Allan David Bloom

Allan David Bloom (1930-1992) was een Amerikaans politiek filosoof, hoogleraar en auteur. Hij was een pleitbezorger van de westerse filosofische traditie en vertaalde klassieke auteurs als Plato en Rousseau, maar hij werd vooral bekend door zijn kritiek op het Amerikaanse hoger onderwijs en het zijns inziens verval van het liberale onderwijs.

Allan David Bloom werd op 14 september 1930 in Indianapolis, Indiana, geboren als zoon van Allan en Malvina (Glasner) Bloom, beiden maatschappelijk werkers van joodse afkomst. De ouders koesterden de intellectuele nieuwsgierigheid van hun zoon en moedigden hem aan om uit te blinken in het onderwijs.
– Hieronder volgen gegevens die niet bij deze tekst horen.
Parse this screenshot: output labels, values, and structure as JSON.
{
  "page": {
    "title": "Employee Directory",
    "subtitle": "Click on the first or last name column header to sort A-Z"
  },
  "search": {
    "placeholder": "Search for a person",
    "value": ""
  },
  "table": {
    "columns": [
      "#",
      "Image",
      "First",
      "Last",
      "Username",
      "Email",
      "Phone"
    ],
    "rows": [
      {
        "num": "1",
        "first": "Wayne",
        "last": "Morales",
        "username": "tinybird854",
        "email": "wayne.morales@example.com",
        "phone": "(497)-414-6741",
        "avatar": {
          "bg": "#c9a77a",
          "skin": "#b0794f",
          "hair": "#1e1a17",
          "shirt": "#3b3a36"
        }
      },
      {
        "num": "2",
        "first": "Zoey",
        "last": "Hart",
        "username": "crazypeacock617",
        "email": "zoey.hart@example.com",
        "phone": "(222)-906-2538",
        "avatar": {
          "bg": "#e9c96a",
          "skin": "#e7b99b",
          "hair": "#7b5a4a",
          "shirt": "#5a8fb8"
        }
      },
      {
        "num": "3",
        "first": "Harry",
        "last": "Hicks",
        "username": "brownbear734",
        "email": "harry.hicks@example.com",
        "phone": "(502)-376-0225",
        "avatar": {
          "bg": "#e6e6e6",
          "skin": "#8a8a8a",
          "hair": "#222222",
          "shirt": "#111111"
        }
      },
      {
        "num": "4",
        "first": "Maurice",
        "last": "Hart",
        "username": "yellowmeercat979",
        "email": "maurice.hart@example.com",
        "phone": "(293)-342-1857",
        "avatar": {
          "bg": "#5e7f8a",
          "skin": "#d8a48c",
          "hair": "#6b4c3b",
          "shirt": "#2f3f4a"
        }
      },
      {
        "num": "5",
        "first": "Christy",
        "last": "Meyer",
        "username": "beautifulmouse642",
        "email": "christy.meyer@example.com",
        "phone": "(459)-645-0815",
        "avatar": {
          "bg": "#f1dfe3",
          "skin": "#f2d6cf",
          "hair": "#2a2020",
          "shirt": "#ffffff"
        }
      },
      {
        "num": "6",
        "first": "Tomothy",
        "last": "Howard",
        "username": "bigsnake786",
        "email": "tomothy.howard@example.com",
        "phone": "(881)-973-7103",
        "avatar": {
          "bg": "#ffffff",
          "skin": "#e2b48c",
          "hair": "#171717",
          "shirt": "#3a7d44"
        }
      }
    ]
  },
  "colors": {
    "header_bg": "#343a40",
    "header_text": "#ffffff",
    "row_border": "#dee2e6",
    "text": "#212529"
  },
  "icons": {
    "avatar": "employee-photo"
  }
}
Toen het gezin in 1946 naar Chicago verhuisde, was de 15-jarige Allan meteen onder de indruk van de Universiteit van Chicago en, zoals hij later zei, “had ik op de een of andere manier het gevoel dat ik mijn leven had ontdekt” (Closing of the American Mind, 1987). Op 16-jarige leeftijd trad hij toe tot het speciale programma voor begaafde middelbare scholieren van die universiteit, waar hij de klassieken van de westerse literatuur bestudeerde in een curriculum dat sterk beïnvloed werd door Robert M. Hutchins, een voormalig president van de universiteit.

Bloom behaalde in 1949 een B.A. graad aan de Universiteit van Chicago en begon met graduate werk in cross-disciplinaire studies bij het elite Committee on Social Thought programma. Hier kwam hij onder de invloed van Leo Strauss, een Duitse immigrant en politiek filosoof die leerde dat sommige waarheden niet veranderen, maar door de generaties heen blijven bestaan. Bloom kwam tot de overtuiging dat het doel van een werkelijk liberale opleiding zou moeten zijn studenten te helpen zichzelf te definiëren aan de hand van deze waarheden.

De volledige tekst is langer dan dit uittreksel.